In the case of estimating the mean $\mu$ of a normal population where $\sigma$ is known, sample average $A= \bar X$ is used instead of the sample median $H.$ Both are unbiased: $E(A) = E(H) = \mu.$ But $Var(A) < Var(H),$ so $A$ is more widely used.
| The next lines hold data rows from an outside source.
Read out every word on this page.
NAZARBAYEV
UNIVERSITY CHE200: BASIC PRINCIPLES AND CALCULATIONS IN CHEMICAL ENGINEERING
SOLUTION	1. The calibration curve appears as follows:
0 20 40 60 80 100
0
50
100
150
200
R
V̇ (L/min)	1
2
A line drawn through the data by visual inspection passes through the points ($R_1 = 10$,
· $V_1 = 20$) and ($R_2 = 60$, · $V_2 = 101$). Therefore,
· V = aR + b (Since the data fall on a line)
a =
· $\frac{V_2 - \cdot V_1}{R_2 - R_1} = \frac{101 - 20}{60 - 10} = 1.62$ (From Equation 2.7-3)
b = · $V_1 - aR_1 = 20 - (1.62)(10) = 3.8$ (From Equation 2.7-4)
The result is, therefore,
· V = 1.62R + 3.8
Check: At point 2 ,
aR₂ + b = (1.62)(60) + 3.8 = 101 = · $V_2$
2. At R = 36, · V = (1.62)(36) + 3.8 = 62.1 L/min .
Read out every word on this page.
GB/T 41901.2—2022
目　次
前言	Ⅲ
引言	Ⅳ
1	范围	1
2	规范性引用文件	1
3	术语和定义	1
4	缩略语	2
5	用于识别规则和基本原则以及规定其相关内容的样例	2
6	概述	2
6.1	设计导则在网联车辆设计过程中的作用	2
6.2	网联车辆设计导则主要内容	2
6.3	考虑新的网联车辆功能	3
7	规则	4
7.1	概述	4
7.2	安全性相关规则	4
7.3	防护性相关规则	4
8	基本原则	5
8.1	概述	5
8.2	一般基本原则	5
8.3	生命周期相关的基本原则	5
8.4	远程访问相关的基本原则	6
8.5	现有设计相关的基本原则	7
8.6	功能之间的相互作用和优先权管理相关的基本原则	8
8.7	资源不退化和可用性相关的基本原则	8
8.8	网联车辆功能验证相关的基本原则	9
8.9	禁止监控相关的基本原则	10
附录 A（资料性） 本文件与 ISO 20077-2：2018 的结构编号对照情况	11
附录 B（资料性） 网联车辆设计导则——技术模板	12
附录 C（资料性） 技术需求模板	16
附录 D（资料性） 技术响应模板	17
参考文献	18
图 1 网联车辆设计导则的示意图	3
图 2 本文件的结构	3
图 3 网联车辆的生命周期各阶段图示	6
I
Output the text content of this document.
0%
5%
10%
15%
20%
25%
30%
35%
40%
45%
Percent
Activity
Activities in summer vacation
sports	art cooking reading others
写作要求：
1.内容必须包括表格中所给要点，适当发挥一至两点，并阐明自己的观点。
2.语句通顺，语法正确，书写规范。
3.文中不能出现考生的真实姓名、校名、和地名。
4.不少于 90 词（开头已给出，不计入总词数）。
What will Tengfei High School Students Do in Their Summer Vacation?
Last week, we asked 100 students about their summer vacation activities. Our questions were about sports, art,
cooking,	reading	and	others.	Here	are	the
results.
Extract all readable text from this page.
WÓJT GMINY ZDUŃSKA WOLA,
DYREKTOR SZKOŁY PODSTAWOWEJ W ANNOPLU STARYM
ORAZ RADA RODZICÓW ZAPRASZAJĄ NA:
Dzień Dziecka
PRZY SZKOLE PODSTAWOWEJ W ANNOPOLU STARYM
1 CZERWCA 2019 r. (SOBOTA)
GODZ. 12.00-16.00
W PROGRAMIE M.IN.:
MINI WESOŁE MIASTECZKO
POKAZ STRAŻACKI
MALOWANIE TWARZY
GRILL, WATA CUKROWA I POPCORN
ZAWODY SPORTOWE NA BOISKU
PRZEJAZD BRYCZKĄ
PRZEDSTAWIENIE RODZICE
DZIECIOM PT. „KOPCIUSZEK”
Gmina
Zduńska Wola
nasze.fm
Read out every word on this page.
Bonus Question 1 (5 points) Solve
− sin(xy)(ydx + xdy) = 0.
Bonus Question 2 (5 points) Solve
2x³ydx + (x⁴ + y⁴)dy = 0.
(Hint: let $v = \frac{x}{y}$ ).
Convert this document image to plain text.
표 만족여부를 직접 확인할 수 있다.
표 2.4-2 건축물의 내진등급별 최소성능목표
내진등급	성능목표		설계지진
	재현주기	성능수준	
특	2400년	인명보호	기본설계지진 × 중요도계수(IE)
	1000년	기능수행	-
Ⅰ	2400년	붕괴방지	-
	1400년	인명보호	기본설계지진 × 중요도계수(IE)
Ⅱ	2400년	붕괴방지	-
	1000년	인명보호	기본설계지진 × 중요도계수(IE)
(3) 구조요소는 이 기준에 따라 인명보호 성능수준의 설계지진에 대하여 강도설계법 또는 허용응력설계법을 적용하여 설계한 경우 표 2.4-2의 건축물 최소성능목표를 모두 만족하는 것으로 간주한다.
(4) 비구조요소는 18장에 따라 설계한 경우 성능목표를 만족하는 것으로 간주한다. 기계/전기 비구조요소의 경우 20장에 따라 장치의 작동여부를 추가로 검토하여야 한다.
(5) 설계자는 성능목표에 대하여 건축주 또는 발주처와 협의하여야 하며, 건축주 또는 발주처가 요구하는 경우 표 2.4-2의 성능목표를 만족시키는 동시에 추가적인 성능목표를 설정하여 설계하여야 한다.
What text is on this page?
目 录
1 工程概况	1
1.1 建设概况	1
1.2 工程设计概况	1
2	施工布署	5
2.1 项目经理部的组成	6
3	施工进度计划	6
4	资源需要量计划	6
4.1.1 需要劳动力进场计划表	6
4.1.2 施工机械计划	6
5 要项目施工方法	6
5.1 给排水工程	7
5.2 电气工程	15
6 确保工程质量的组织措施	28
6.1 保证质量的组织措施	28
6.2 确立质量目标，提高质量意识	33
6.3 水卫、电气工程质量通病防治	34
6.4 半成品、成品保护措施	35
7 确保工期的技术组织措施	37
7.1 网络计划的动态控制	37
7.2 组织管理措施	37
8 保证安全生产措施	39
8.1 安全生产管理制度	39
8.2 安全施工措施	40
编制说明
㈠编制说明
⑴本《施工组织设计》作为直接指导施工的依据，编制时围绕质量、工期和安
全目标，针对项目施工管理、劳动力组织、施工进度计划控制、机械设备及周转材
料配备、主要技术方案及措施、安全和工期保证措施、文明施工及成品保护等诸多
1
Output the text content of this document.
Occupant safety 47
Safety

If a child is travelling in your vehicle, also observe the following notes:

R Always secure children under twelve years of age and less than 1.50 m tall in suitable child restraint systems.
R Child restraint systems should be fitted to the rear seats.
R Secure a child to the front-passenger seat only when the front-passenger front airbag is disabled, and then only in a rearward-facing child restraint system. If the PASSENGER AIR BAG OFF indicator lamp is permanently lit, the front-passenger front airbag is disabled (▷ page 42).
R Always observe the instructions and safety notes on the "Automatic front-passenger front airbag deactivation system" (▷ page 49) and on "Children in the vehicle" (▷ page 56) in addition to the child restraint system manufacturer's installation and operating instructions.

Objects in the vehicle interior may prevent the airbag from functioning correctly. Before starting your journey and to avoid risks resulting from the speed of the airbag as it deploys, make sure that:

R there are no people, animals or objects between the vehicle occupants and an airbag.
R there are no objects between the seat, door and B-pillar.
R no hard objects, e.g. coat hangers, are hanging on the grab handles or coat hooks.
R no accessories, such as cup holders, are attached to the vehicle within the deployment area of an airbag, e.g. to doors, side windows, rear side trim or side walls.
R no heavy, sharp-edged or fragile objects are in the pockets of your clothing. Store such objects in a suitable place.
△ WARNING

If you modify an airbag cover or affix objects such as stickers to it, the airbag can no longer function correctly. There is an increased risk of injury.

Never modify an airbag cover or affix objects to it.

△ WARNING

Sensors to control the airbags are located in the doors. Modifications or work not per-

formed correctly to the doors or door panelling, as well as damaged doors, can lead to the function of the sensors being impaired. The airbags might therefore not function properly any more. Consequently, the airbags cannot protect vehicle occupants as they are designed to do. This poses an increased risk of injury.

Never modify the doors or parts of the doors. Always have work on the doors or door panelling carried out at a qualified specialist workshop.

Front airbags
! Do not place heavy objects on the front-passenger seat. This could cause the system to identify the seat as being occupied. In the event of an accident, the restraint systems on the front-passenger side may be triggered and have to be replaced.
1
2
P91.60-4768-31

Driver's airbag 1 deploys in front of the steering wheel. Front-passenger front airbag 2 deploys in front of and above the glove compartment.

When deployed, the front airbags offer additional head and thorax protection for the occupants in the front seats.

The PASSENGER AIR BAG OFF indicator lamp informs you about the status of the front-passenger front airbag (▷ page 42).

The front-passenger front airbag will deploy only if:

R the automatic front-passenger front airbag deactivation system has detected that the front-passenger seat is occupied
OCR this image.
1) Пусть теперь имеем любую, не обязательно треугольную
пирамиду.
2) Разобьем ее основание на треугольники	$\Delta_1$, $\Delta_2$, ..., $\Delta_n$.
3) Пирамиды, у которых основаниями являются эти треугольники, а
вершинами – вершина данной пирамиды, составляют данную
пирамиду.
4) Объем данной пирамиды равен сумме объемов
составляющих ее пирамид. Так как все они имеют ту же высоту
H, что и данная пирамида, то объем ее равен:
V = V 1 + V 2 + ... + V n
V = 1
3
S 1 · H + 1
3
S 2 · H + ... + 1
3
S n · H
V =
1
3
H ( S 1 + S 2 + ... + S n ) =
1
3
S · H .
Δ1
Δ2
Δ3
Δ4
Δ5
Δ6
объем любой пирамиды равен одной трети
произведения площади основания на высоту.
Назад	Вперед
Suppose we have a sample of size $n=9$ from $\mathsf{Norm}(\mu=10,\sigma=1).$ An easy formula gives $Var(A) = 1/n = 1/9.$ There is no such easy formula for $Var(H),$ but one can show that $Var(H) > Var(A).$ One way to get a rough estimate is by simulation:

set.seed(2021)
h = replicate(10^5, median(rnorm(9,10,1)))
mean(h);  var(h)
[1] 10.00027    # aprx E(H) = 10
[1] 0.1668142   # aprx Var(H) > 1/9

set.seed(2021)
a = replicate(10^5, mean(rnorm(9,10,1)))
mean(a);  var(a)
[1] 10.0009     # aprx E(A) = 10
[1] 0.1118979   # aprx Var(A) = 1/9

By contrast, the sample variance $S^2 = V_{n-1} = \frac{1}{n-1}\sum_{i=1}^n (X_i - \bar X)^2$ is unbiased with $E(S^2) = \sigma^2.$ However, even though the estimate $V_n = \frac{1}{n}\sum_{i=1}^n (X_i - \bar X)^2$ is biased, some still argue that it is better because its mean squared error $MSE(V_n) = E[(V_n-\sigma^2)^2]$ is smaller than for $V_{n-1}.$

set.seed(2021)
v.8 = replicate(10^5, var(rnorm(9,10,1)))
mean(v.8);  var(v.8);  mean((v.8-1)^2)
[1] 1.001419    # aprx E(V.8) = 1
[1] 0.2528645   # aprx Var(V.8)
[1] 0.252864    # aprx MSE(V.8) = Var(V.8)

set.seed(2021)
v.9 = replicate(10^5, (8/9)*var(rnorm(9,10,1)))
mean(v.9);  var(v.9);  mean((v.9-1)^2)
[1] 0.8901506  # aprx E(V.9) < 1: too small
[1] 0.1997942  
[1] 0.2118591  # aprx MSE(V.9) < MSE(V.8)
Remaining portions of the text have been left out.